Albanian former footballer

Petrit Dibra (born 15 September 1953) is an Albanian former footballer who spent his entire career at his hometown club 17 Nëntori Tirana (present day KF Tirana) as a forward.

==Club career==
===Early career===
Dibra was born in Tirana into an intellectual family as the only brother among three sisters, and attended the Alqi Kondi School before enrolling at the Qemal Stafa High School. While at the Alqi Kondi School he was a successful athlete, competing in the 60m and 100m where he was schoolboy champion at the time. He began playing football near his home where former 17 Nëntori Tirana player Aurel Verria would train youngsters. He was also a member of the Pallati i Pionerëve team that won the Durrës pioneers tournament under the guidance of coach Osman Reçi.
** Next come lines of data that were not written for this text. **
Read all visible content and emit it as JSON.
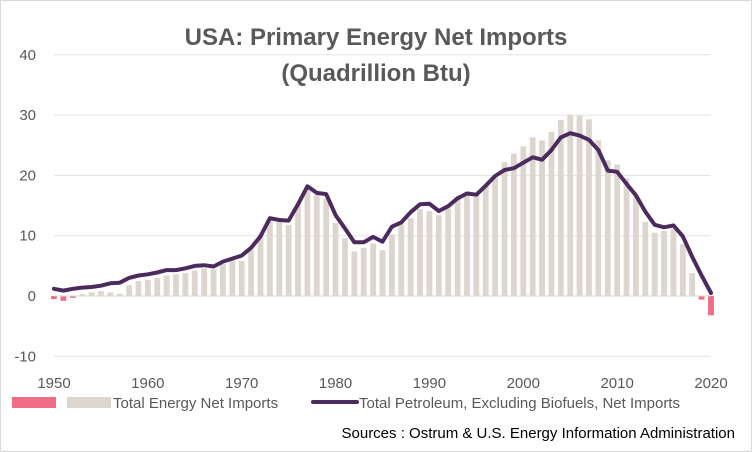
{
  "chart_data": {
    "type": "bar",
    "title": "USA: Primary Energy Net Imports",
    "subtitle": "(Quadrillion Btu)",
    "xlabel": "",
    "ylabel": "",
    "ylim": [
      -10,
      40
    ],
    "y_ticks": [
      "-10",
      "0",
      "10",
      "20",
      "30",
      "40"
    ],
    "x_ticks": [
      "1950",
      "1960",
      "1970",
      "1980",
      "1990",
      "2000",
      "2010",
      "2020"
    ],
    "grid": "horizontal",
    "legend_position": "bottom",
    "source": "Sources : Ostrum & U.S. Energy Information Administration",
    "x": [
      1950,
      1951,
      1952,
      1953,
      1954,
      1955,
      1956,
      1957,
      1958,
      1959,
      1960,
      1961,
      1962,
      1963,
      1964,
      1965,
      1966,
      1967,
      1968,
      1969,
      1970,
      1971,
      1972,
      1973,
      1974,
      1975,
      1976,
      1977,
      1978,
      1979,
      1980,
      1981,
      1982,
      1983,
      1984,
      1985,
      1986,
      1987,
      1988,
      1989,
      1990,
      1991,
      1992,
      1993,
      1994,
      1995,
      1996,
      1997,
      1998,
      1999,
      2000,
      2001,
      2002,
      2003,
      2004,
      2005,
      2006,
      2007,
      2008,
      2009,
      2010,
      2011,
      2012,
      2013,
      2014,
      2015,
      2016,
      2017,
      2018,
      2019,
      2020
    ],
    "series": [
      {
        "name": "Total Energy Net Imports",
        "kind": "bar",
        "color_positive": "#dcd6cf",
        "color_negative": "#f06b85",
        "values": [
          -0.5,
          -0.8,
          -0.3,
          0.3,
          0.6,
          0.8,
          0.6,
          0.4,
          1.8,
          2.5,
          2.7,
          3.0,
          3.4,
          3.6,
          3.8,
          4.2,
          4.6,
          4.4,
          5.3,
          5.9,
          5.8,
          7.6,
          10.2,
          12.6,
          12.5,
          11.8,
          15.2,
          17.8,
          16.8,
          16.2,
          12.1,
          9.6,
          7.4,
          8.0,
          8.7,
          7.6,
          10.2,
          11.9,
          12.9,
          14.4,
          14.1,
          13.4,
          14.5,
          16.4,
          17.3,
          17.1,
          18.3,
          19.6,
          22.2,
          23.6,
          24.8,
          26.3,
          25.8,
          27.2,
          29.2,
          30.1,
          29.9,
          29.3,
          25.8,
          22.5,
          21.8,
          19.5,
          16.5,
          12.3,
          10.5,
          10.8,
          11.2,
          8.6,
          3.8,
          -0.6,
          -3.2
        ]
      },
      {
        "name": "Total Petroleum, Excluding Biofuels, Net Imports",
        "kind": "line",
        "color": "#4b2a5e",
        "values": [
          1.2,
          0.9,
          1.2,
          1.4,
          1.5,
          1.7,
          2.1,
          2.2,
          3.0,
          3.4,
          3.6,
          3.9,
          4.3,
          4.3,
          4.6,
          5.0,
          5.1,
          4.9,
          5.7,
          6.2,
          6.7,
          8.0,
          9.9,
          12.9,
          12.6,
          12.5,
          15.2,
          18.2,
          17.1,
          16.9,
          13.4,
          11.2,
          8.9,
          8.9,
          9.8,
          9.0,
          11.5,
          12.2,
          13.9,
          15.2,
          15.3,
          14.1,
          14.9,
          16.2,
          17.0,
          16.8,
          18.3,
          19.9,
          20.9,
          21.2,
          22.1,
          23.0,
          22.6,
          24.2,
          26.3,
          27.0,
          26.6,
          25.9,
          24.2,
          20.8,
          20.6,
          18.6,
          16.7,
          14.0,
          11.8,
          11.4,
          11.7,
          9.9,
          6.5,
          3.4,
          0.5
        ]
      }
    ]
  }
}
At the age of 15 he rejoined 17 Nëntori Tirana's youth team, where the coach Xhavit Demneri recognised Dibra's pace and played him on the right wing and up front.

===17 Nëntori===
Dibra first joined the senior side in 1970 following a traditional preseason internal friendly between the 17 Nëntori first team and youth team, in which Dibra scored twice to win the game for the youth team. After the game the 17-year-old was told by the first team coach Myslym Alla to bring his boots for the season opener against Tomori Berat, where he came on in the second half to make his debut following an injury to Ali Mema. He became the Kategoria Superiore's top goalscorer alongside Agim Murati in 1979, both scoring 14 goals.